L'alzata di scudi dei Cantoni
Dopo il Consiglio nazionale, anche gli Stati della Confederazione prima di Natale hanno approvato una mozione che chiede al Consiglio federale di rinunciare formalmente alla revisione del diritto penale fiscale, avviata nel 2013, che avrebbe consentito ai cantoni di esigere dalle banche informazioni anche in caso di contravvenzione fiscale e non soltanto di frode. Così è stata motivata la decisione: "In Svizzera si parte dal presupposto che il cittadino è onesto".
Un cavillo giuridico
La Confederazione fino allo scorso anno concedeva informazioni fiscali soltanto a Stati Uniti e Unione europea, ma solo nei casi di delitto fiscale, che è più grave. La pressione esercitata del G20 ha poi obbligato il Consiglio federale nel 2009 a estendere lo scambio di informazioni (che sono di più) anche nei casi meno gravi di contravvenzione fiscale.

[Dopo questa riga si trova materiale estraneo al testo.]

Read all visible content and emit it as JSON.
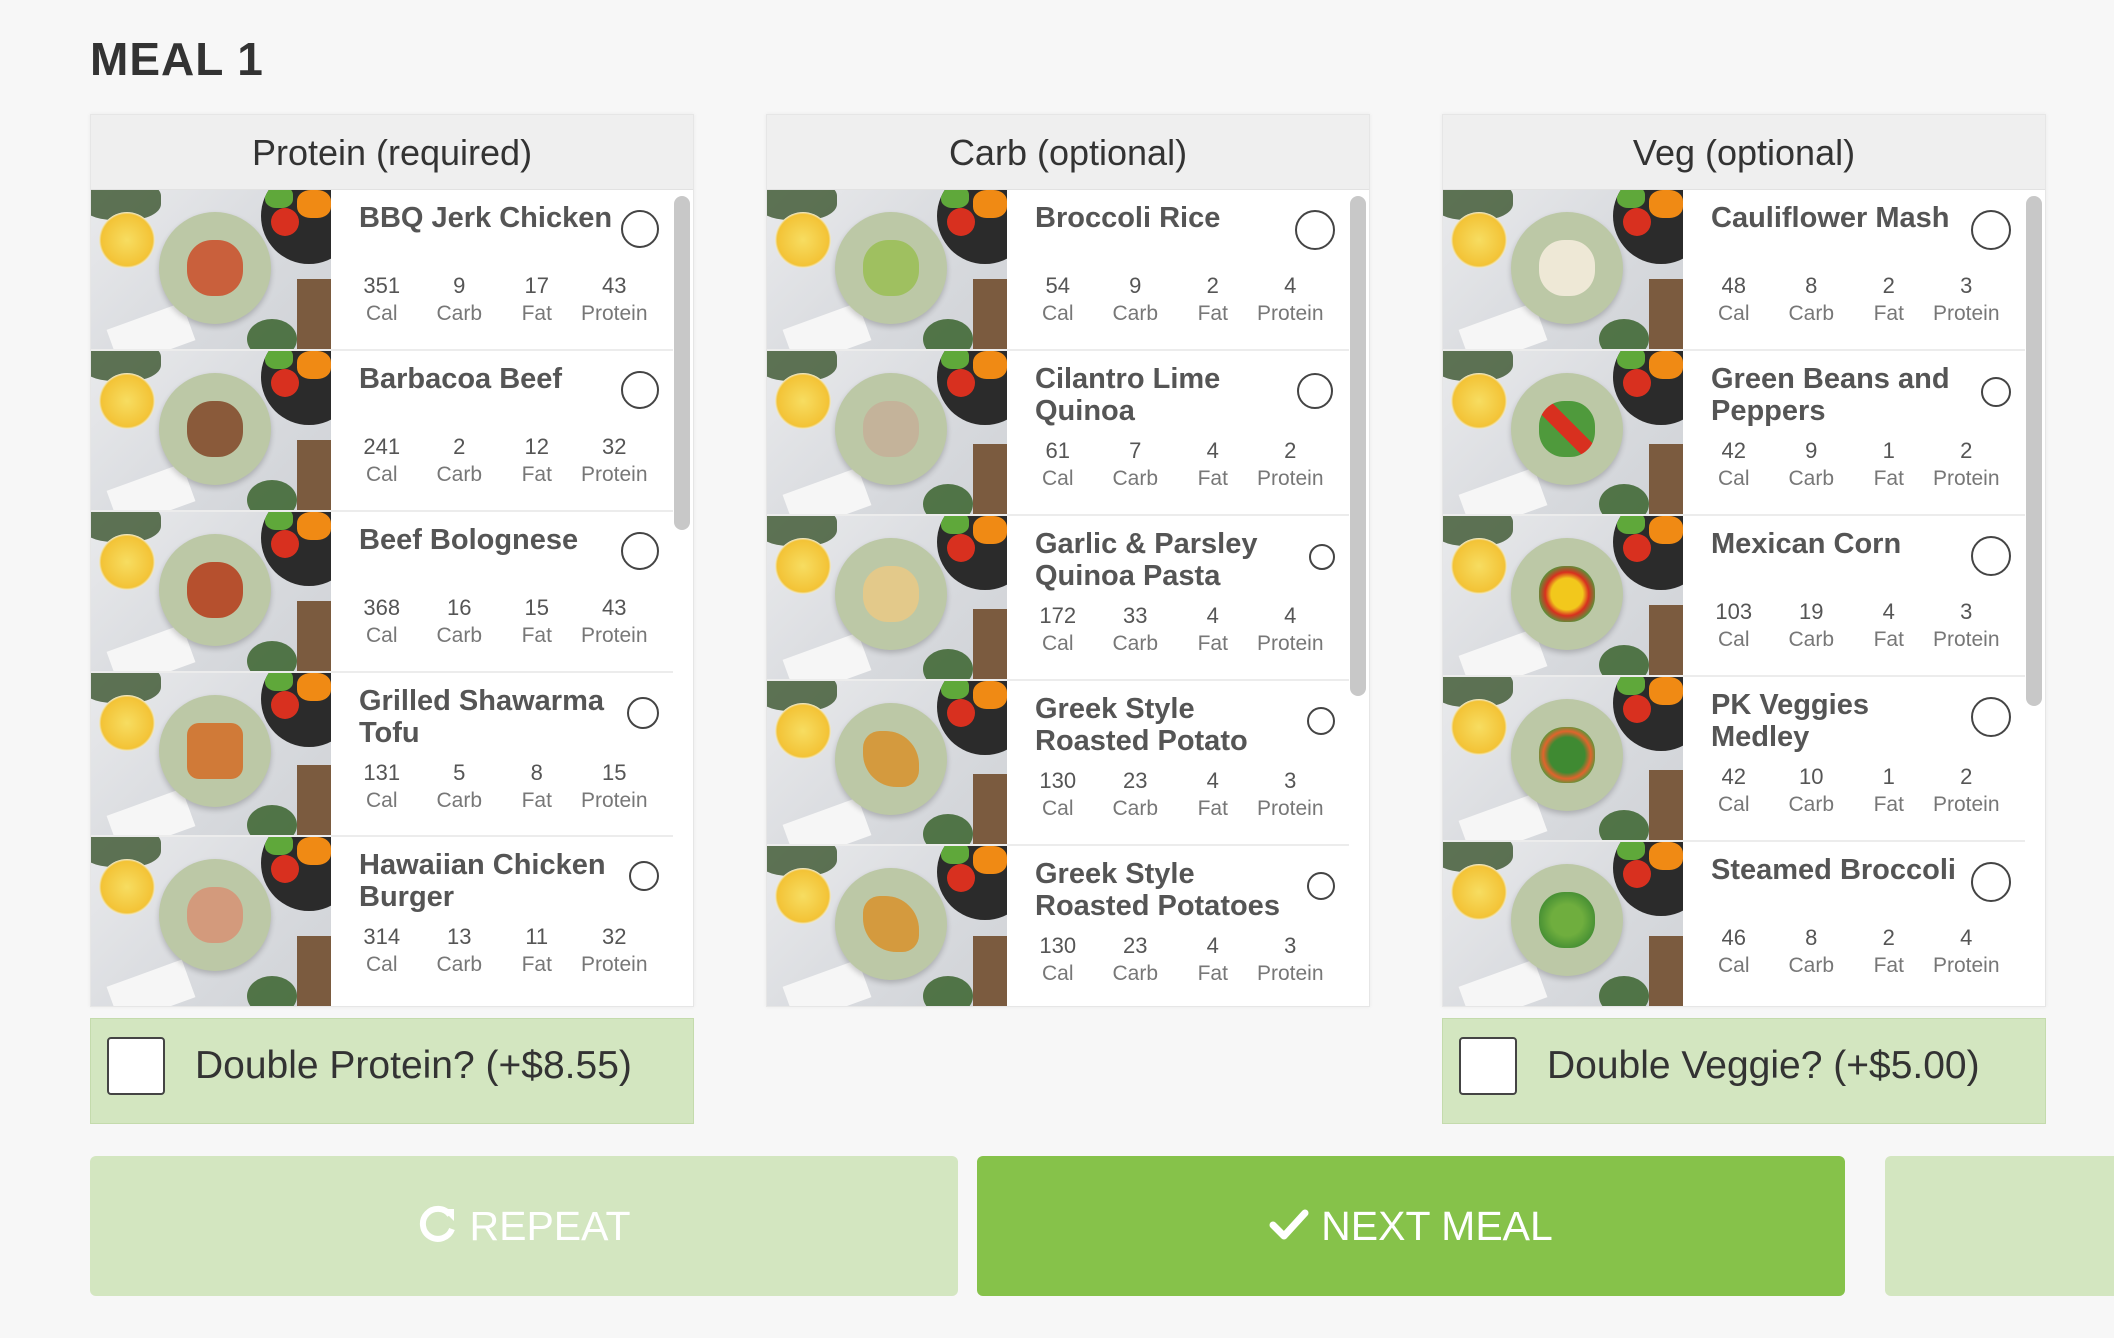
{
  "meal_title": "MEAL 1",
  "columns": [
    {
      "header": "Protein (required)",
      "items": [
        {
          "name": "BBQ Jerk Chicken",
          "cal": "351",
          "carb": "9",
          "fat": "17",
          "protein": "43"
        },
        {
          "name": "Barbacoa Beef",
          "cal": "241",
          "carb": "2",
          "fat": "12",
          "protein": "32"
        },
        {
          "name": "Beef Bolognese",
          "cal": "368",
          "carb": "16",
          "fat": "15",
          "protein": "43"
        },
        {
          "name": "Grilled Shawarma Tofu",
          "cal": "131",
          "carb": "5",
          "fat": "8",
          "protein": "15"
        },
        {
          "name": "Hawaiian Chicken Burger",
          "cal": "314",
          "carb": "13",
          "fat": "11",
          "protein": "32"
        }
      ]
    },
    {
      "header": "Carb (optional)",
      "items": [
        {
          "name": "Broccoli Rice",
          "cal": "54",
          "carb": "9",
          "fat": "2",
          "protein": "4"
        },
        {
          "name": "Cilantro Lime Quinoa",
          "cal": "61",
          "carb": "7",
          "fat": "4",
          "protein": "2"
        },
        {
          "name": "Garlic & Parsley Quinoa Pasta",
          "cal": "172",
          "carb": "33",
          "fat": "4",
          "protein": "4"
        },
        {
          "name": "Greek Style Roasted Potato",
          "cal": "130",
          "carb": "23",
          "fat": "4",
          "protein": "3"
        },
        {
          "name": "Greek Style Roasted Potatoes",
          "cal": "130",
          "carb": "23",
          "fat": "4",
          "protein": "3"
        }
      ]
    },
    {
      "header": "Veg (optional)",
      "items": [
        {
          "name": "Cauliflower Mash",
          "cal": "48",
          "carb": "8",
          "fat": "2",
          "protein": "3"
        },
        {
          "name": "Green Beans and Peppers",
          "cal": "42",
          "carb": "9",
          "fat": "1",
          "protein": "2"
        },
        {
          "name": "Mexican Corn",
          "cal": "103",
          "carb": "19",
          "fat": "4",
          "protein": "3"
        },
        {
          "name": "PK Veggies Medley",
          "cal": "42",
          "carb": "10",
          "fat": "1",
          "protein": "2"
        },
        {
          "name": "Steamed Broccoli",
          "cal": "46",
          "carb": "8",
          "fat": "2",
          "protein": "4"
        }
      ]
    }
  ],
  "macro_labels": {
    "cal": "Cal",
    "carb": "Carb",
    "fat": "Fat",
    "protein": "Protein"
  },
  "double_protein": {
    "label": "Double Protein? (+$8.55)",
    "checked": false
  },
  "double_veggie": {
    "label": "Double Veggie? (+$5.00)",
    "checked": false
  },
  "buttons": {
    "repeat": "REPEAT",
    "next_meal": "NEXT MEAL"
  },
  "icons": {
    "repeat": "refresh-icon",
    "next": "checkmark-icon"
  },
  "colors": {
    "accent": "#86c24a",
    "accent_light": "#d3e6c0",
    "background": "#f7f7f7"
  }
}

Stiamo parlando sempre di capitali non dichiarati, ma con una distinzione: per negligenza o intenzionalmente (la contravvenzione) o addirittura ricorrendo a documenti falsi o artefatti (la frode).
Un lento addio
La politica di non condividere informazioni è stata per decenni lo scudo d'acciaio a protezione del segreto bancario: ecco perché chi aveva nascosto un tesoretto in Svizzera poteva dormire sonni tranquilli. L'estensione della collaborazione prima a USA e Ue (che fanno parte di una prima lista di 38 stati) e poi ad altri 41 stati (compresi quelli che Berna considera "problematici"), e non solo nei casi di frode, ma anche di contravvenzione, è il primo passo per la fine dell'assoluta riservatezza delle cassaforti elvetiche. E cioè di uno dei business più redditizi della Confederazione.
I dati che saranno condivisi
A inizio 2017 le banche svizzere hanno cominciato a raccogliere i dati dei loro clienti stranieri che avevano depositato i loro averi nei caveau elvetici, come previsto dagli accordi siglati sullo scambio di informazioni. Dal 2018 li trasmetteranno, almeno una volta l'anno, al Fisco elvetico che a sua volta li inoltrerà alle autorità fiscali dei paesi stranieri. Per i cittadini europei, saranno condivisi nomi, cognomi, paesi d'origine, averi e redditi dei capitali depositati nei forzieri elvetici.
Scambio meno automatico
Ma il Parlamento svizzero, preoccupato sull'utilizzazione da parte dei Paesi stranieri (in particolare di quelli "problematici) dei dati trasmessi dal Fisco svizzero, come riporta il Sole 24 ore in un'inchiesta pubblicata a metà dicembre, ha fatto di tutto per reallentare lo scambio automatico e renderlo di fatto non automatico. Ad esempio, tutte le banche elvetiche potranno comunicare ai propri clienti residenti all’estero se e quali dati trasmetteranno al Fisco dello stato di appartenenza.
E sulla base di questa comunicazione, i clienti potranno addirittura chiedere la rettifica dei dati da comunicare e, in caso di mancato accordo, sottoporre la loro richiesta al tribunale civile. In questo modo, un evasore italiano con soldi nascosti in Svizzera avebbe la possibilità di allungare di un paio di anni la trasmissione dei suoi dati all'Agenzia delle entrate. Un tempo sufficiente per trasferire il tesoretto non dichiarato altrove, magari in un altro paradiso fiscale.